Em meio às disputas políticas dentro do governo e, também, entre seus principais opositores – esta semana, a agenda política foi dominada pela guerra dentro da aliança opositora Juntos pela Mudança, integrada pelo ex-presidente Mauricio Macri – a taxa de pobreza se aproxima de 40%.

“Enquanto nós brigamos, os argentinos estão passando fome. O kirchnerismo está rindo da oposição, e o país ficando cada dia mais pobre” desabafou o senador Luis Juez, um veterano da política argentina, em entrevista a um canal de TV local.

Já a Casa Rosada opta por um discurso desconectado da realidade, na tentativa de acalmar os ânimos e transmitir confiança num governo que, para muitos, tem com Massa sua última chance de dar certo e evitar um final antecipado.

“Existe uma sensação de estabilização em relação a muitos temas”, declarou nesta quinta-feira a porta-voz do governo, Gabriela Cerruti.
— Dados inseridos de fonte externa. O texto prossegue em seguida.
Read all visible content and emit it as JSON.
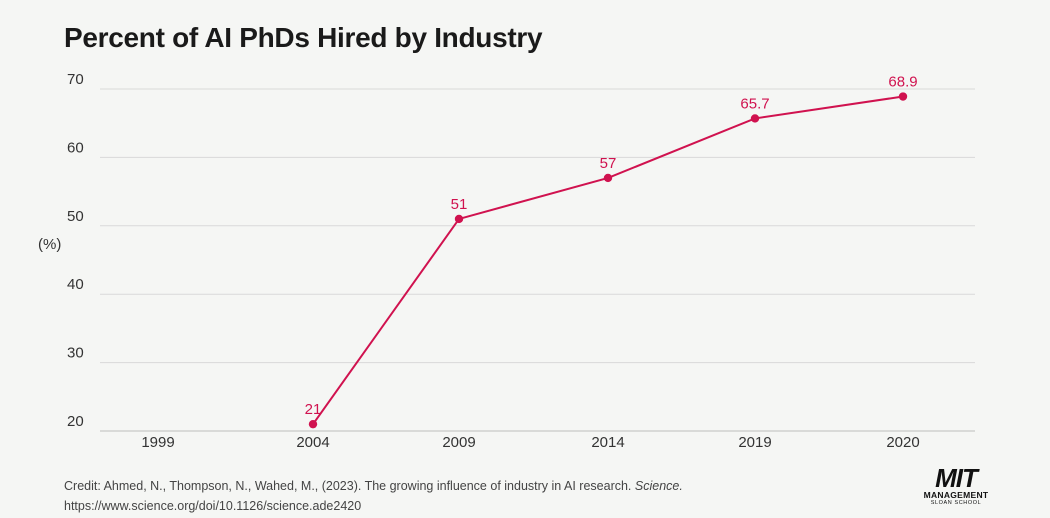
{
  "chart_data": {
    "type": "line",
    "title": "Percent of AI PhDs Hired by Industry",
    "ylabel": "(%)",
    "xlabel": "",
    "categories": [
      "1999",
      "2004",
      "2009",
      "2014",
      "2019",
      "2020"
    ],
    "series": [
      {
        "values": [
          null,
          21,
          51,
          57,
          65.7,
          68.9
        ]
      }
    ],
    "data_labels": [
      "",
      "21",
      "51",
      "57",
      "65.7",
      "68.9"
    ],
    "yticks": [
      20,
      30,
      40,
      50,
      60,
      70
    ],
    "ylim": [
      20,
      70
    ],
    "grid": true,
    "color": "#d0124f"
  },
  "credit": {
    "text": "Credit: Ahmed, N., Thompson, N., Wahed, M., (2023). The growing influence of industry in AI research.",
    "journal": "Science.",
    "url": "https://www.science.org/doi/10.1126/science.ade2420"
  },
  "logo": {
    "line1": "MIT",
    "line2": "MANAGEMENT",
    "line3": "SLOAN SCHOOL"
  }
}
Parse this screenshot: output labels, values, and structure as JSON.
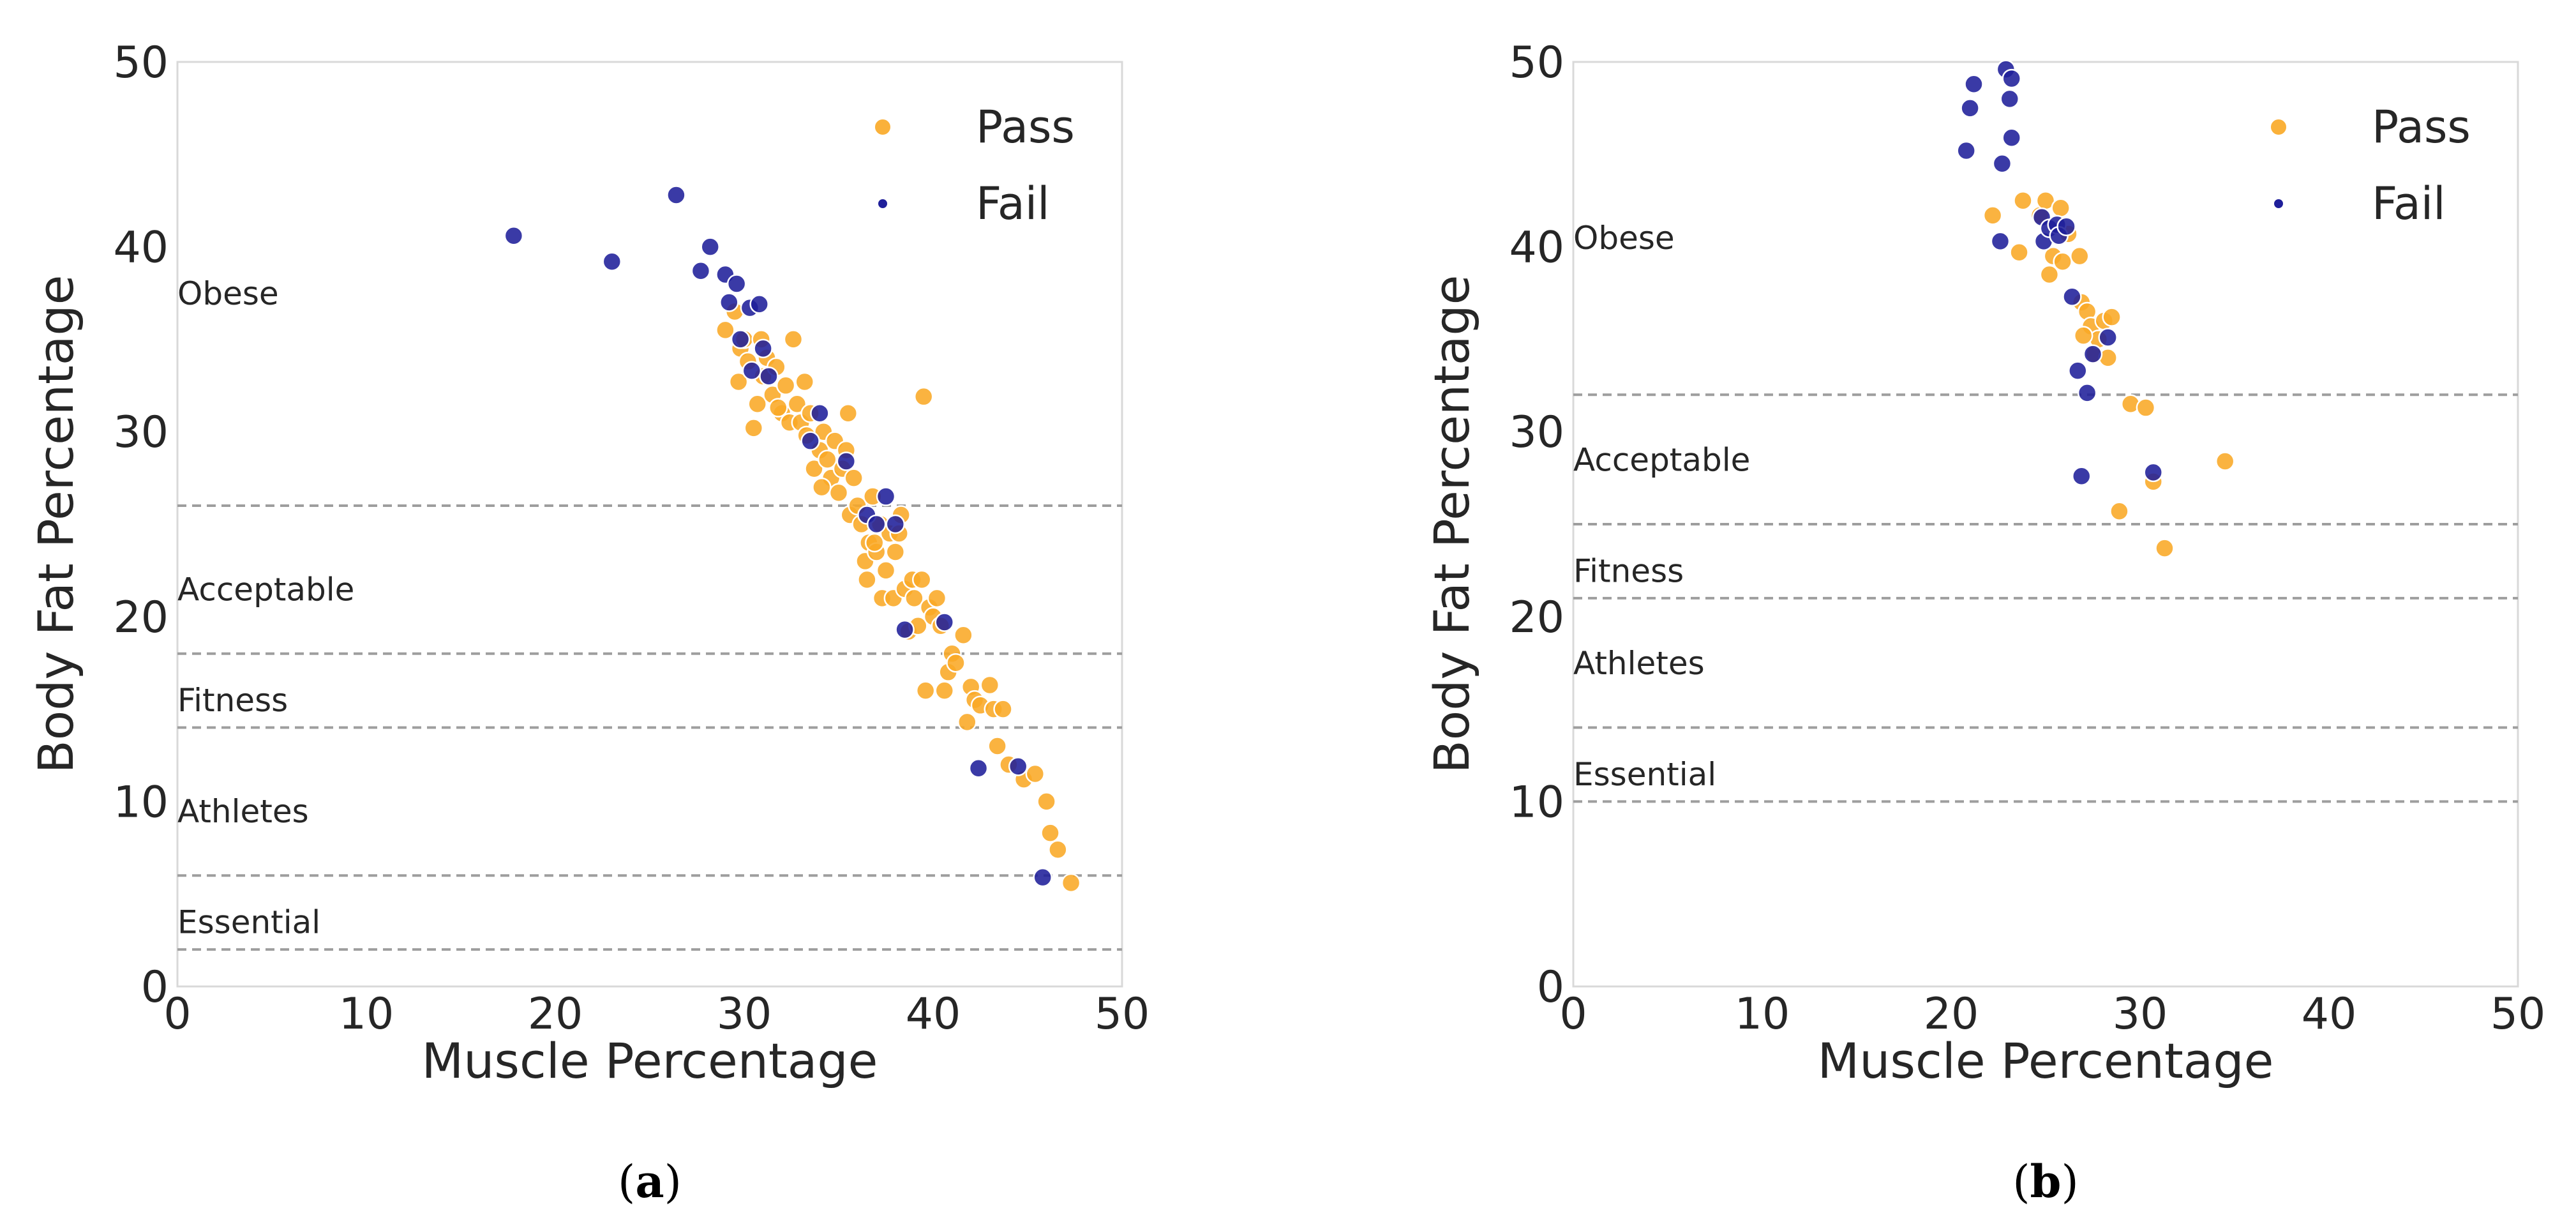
{
  "colors": {
    "pass": "#F9A825",
    "fail": "#1F1F9A",
    "threshold_line": "#9E9E9E",
    "frame": "#D9D9D9"
  },
  "chart_data": [
    {
      "type": "scatter",
      "panel_id": "a",
      "panel_label": {
        "open": "(",
        "letter": "a",
        "close": ")"
      },
      "xlabel": "Muscle Percentage",
      "ylabel": "Body Fat Percentage",
      "xlim": [
        0,
        50
      ],
      "ylim": [
        0,
        50
      ],
      "xticks": [
        0,
        10,
        20,
        30,
        40,
        50
      ],
      "yticks": [
        0,
        10,
        20,
        30,
        40,
        50
      ],
      "legend_position": "top-right",
      "thresholds": [
        26,
        18,
        14,
        6,
        2
      ],
      "zones": [
        {
          "label": "Obese",
          "y": 37.5
        },
        {
          "label": "Acceptable",
          "y": 21.5
        },
        {
          "label": "Fitness",
          "y": 15.5
        },
        {
          "label": "Athletes",
          "y": 9.5
        },
        {
          "label": "Essential",
          "y": 3.5
        }
      ],
      "series": [
        {
          "name": "Pass",
          "color": "#F9A825",
          "points": [
            [
              29.0,
              35.5
            ],
            [
              29.5,
              36.5
            ],
            [
              29.8,
              34.5
            ],
            [
              30.0,
              35.0
            ],
            [
              30.2,
              33.8
            ],
            [
              29.7,
              32.7
            ],
            [
              30.5,
              30.2
            ],
            [
              30.7,
              31.5
            ],
            [
              31.0,
              33.0
            ],
            [
              31.2,
              34.0
            ],
            [
              31.5,
              32.0
            ],
            [
              31.7,
              33.5
            ],
            [
              32.0,
              31.0
            ],
            [
              32.2,
              32.5
            ],
            [
              32.4,
              30.5
            ],
            [
              32.6,
              35.0
            ],
            [
              32.8,
              31.5
            ],
            [
              33.0,
              30.5
            ],
            [
              33.2,
              32.7
            ],
            [
              33.3,
              29.8
            ],
            [
              33.5,
              31.0
            ],
            [
              33.7,
              28.0
            ],
            [
              34.0,
              29.0
            ],
            [
              34.2,
              30.0
            ],
            [
              34.4,
              28.5
            ],
            [
              34.6,
              27.5
            ],
            [
              34.8,
              29.5
            ],
            [
              35.0,
              26.7
            ],
            [
              35.2,
              28.0
            ],
            [
              35.4,
              29.0
            ],
            [
              35.5,
              31.0
            ],
            [
              35.6,
              25.5
            ],
            [
              35.8,
              27.5
            ],
            [
              36.0,
              26.0
            ],
            [
              36.2,
              25.0
            ],
            [
              36.4,
              23.0
            ],
            [
              36.5,
              22.0
            ],
            [
              36.6,
              24.0
            ],
            [
              36.8,
              26.5
            ],
            [
              37.0,
              23.5
            ],
            [
              37.2,
              25.0
            ],
            [
              37.3,
              21.0
            ],
            [
              37.5,
              22.5
            ],
            [
              37.7,
              24.5
            ],
            [
              37.9,
              21.0
            ],
            [
              38.0,
              23.5
            ],
            [
              38.2,
              24.5
            ],
            [
              38.3,
              25.5
            ],
            [
              38.5,
              21.5
            ],
            [
              38.7,
              19.2
            ],
            [
              38.9,
              22.0
            ],
            [
              39.0,
              21.0
            ],
            [
              39.2,
              19.5
            ],
            [
              39.4,
              22.0
            ],
            [
              39.5,
              31.9
            ],
            [
              39.6,
              16.0
            ],
            [
              39.8,
              20.5
            ],
            [
              40.0,
              20.0
            ],
            [
              40.2,
              21.0
            ],
            [
              40.4,
              19.5
            ],
            [
              40.6,
              16.0
            ],
            [
              40.8,
              17.0
            ],
            [
              41.0,
              18.0
            ],
            [
              41.2,
              17.5
            ],
            [
              41.6,
              19.0
            ],
            [
              41.8,
              14.3
            ],
            [
              42.0,
              16.2
            ],
            [
              42.2,
              15.5
            ],
            [
              42.5,
              15.2
            ],
            [
              43.0,
              16.3
            ],
            [
              43.2,
              15.0
            ],
            [
              43.4,
              13.0
            ],
            [
              43.7,
              15.0
            ],
            [
              44.0,
              12.0
            ],
            [
              44.8,
              11.2
            ],
            [
              45.4,
              11.5
            ],
            [
              46.0,
              10.0
            ],
            [
              46.2,
              8.3
            ],
            [
              46.6,
              7.4
            ],
            [
              47.3,
              5.6
            ],
            [
              30.9,
              35.0
            ],
            [
              31.8,
              31.3
            ],
            [
              34.1,
              27.0
            ],
            [
              36.9,
              24.0
            ]
          ]
        },
        {
          "name": "Fail",
          "color": "#1F1F9A",
          "points": [
            [
              17.8,
              40.6
            ],
            [
              23.0,
              39.2
            ],
            [
              26.4,
              42.8
            ],
            [
              27.7,
              38.7
            ],
            [
              28.2,
              40.0
            ],
            [
              29.0,
              38.5
            ],
            [
              29.2,
              37.0
            ],
            [
              29.6,
              38.0
            ],
            [
              30.3,
              36.7
            ],
            [
              30.8,
              36.9
            ],
            [
              29.8,
              35.0
            ],
            [
              31.0,
              34.5
            ],
            [
              30.4,
              33.3
            ],
            [
              31.3,
              33.0
            ],
            [
              33.5,
              29.5
            ],
            [
              34.0,
              31.0
            ],
            [
              35.4,
              28.4
            ],
            [
              36.5,
              25.5
            ],
            [
              37.0,
              25.0
            ],
            [
              37.5,
              26.5
            ],
            [
              38.0,
              25.0
            ],
            [
              38.5,
              19.3
            ],
            [
              40.6,
              19.7
            ],
            [
              42.4,
              11.8
            ],
            [
              44.5,
              11.9
            ],
            [
              45.8,
              5.9
            ]
          ]
        }
      ]
    },
    {
      "type": "scatter",
      "panel_id": "b",
      "panel_label": {
        "open": "(",
        "letter": "b",
        "close": ")"
      },
      "xlabel": "Muscle Percentage",
      "ylabel": "Body Fat Percentage",
      "xlim": [
        0,
        50
      ],
      "ylim": [
        0,
        50
      ],
      "xticks": [
        0,
        10,
        20,
        30,
        40,
        50
      ],
      "yticks": [
        0,
        10,
        20,
        30,
        40,
        50
      ],
      "legend_position": "top-right",
      "thresholds": [
        32,
        25,
        21,
        14,
        10
      ],
      "zones": [
        {
          "label": "Obese",
          "y": 40.5
        },
        {
          "label": "Acceptable",
          "y": 28.5
        },
        {
          "label": "Fitness",
          "y": 22.5
        },
        {
          "label": "Athletes",
          "y": 17.5
        },
        {
          "label": "Essential",
          "y": 11.5
        }
      ],
      "series": [
        {
          "name": "Pass",
          "color": "#F9A825",
          "points": [
            [
              22.2,
              41.7
            ],
            [
              23.6,
              39.7
            ],
            [
              23.8,
              42.5
            ],
            [
              24.7,
              41.7
            ],
            [
              25.0,
              42.5
            ],
            [
              25.2,
              38.5
            ],
            [
              25.4,
              39.5
            ],
            [
              25.8,
              42.1
            ],
            [
              25.9,
              39.2
            ],
            [
              26.2,
              40.7
            ],
            [
              26.8,
              39.5
            ],
            [
              26.9,
              37.0
            ],
            [
              27.2,
              36.5
            ],
            [
              27.4,
              35.7
            ],
            [
              27.6,
              34.2
            ],
            [
              27.8,
              35.0
            ],
            [
              28.1,
              36.0
            ],
            [
              28.3,
              34.0
            ],
            [
              28.5,
              36.2
            ],
            [
              29.5,
              31.5
            ],
            [
              30.3,
              31.3
            ],
            [
              30.7,
              27.3
            ],
            [
              28.9,
              25.7
            ],
            [
              31.3,
              23.7
            ],
            [
              34.5,
              28.4
            ],
            [
              27.0,
              35.2
            ]
          ]
        },
        {
          "name": "Fail",
          "color": "#1F1F9A",
          "points": [
            [
              20.8,
              45.2
            ],
            [
              21.0,
              47.5
            ],
            [
              21.2,
              48.8
            ],
            [
              22.7,
              44.5
            ],
            [
              22.9,
              49.6
            ],
            [
              23.2,
              49.1
            ],
            [
              23.1,
              48.0
            ],
            [
              23.2,
              45.9
            ],
            [
              22.6,
              40.3
            ],
            [
              24.8,
              41.6
            ],
            [
              24.9,
              40.3
            ],
            [
              25.2,
              41.0
            ],
            [
              25.6,
              41.2
            ],
            [
              25.7,
              40.6
            ],
            [
              26.1,
              41.1
            ],
            [
              26.4,
              37.3
            ],
            [
              26.7,
              33.3
            ],
            [
              27.2,
              32.1
            ],
            [
              27.5,
              34.2
            ],
            [
              28.3,
              35.1
            ],
            [
              26.9,
              27.6
            ],
            [
              30.7,
              27.8
            ]
          ]
        }
      ]
    }
  ]
}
Ela destacou o aumento no valor das ações de empresas locais e bônus argentinos nas últimas duas semanas, e a vitória do governo em enfrentar o que chamou de “uma tentativa de corrida cambial”. Perguntada sobre a inflação de julho, porém, Cerruti não escondeu a preocupação “Claro que não é o número que achamos que devamos ter. Essa é uma das prioridades do governo. Quando estão em jogo movimentos especulativos, está em jogo a mesa dos argentinos”, afirmou a porta-voz.

Dados recentes da Unicef Argentina indicaram que mais de 1 milhão de crianças não satisfaz suas necessidades básicas de alimentação; cerca de 20% dos argentinos foram obrigados a se endividarem para cobrir despesas diárias; e quase 20% suspenderam a compra de medicamentos.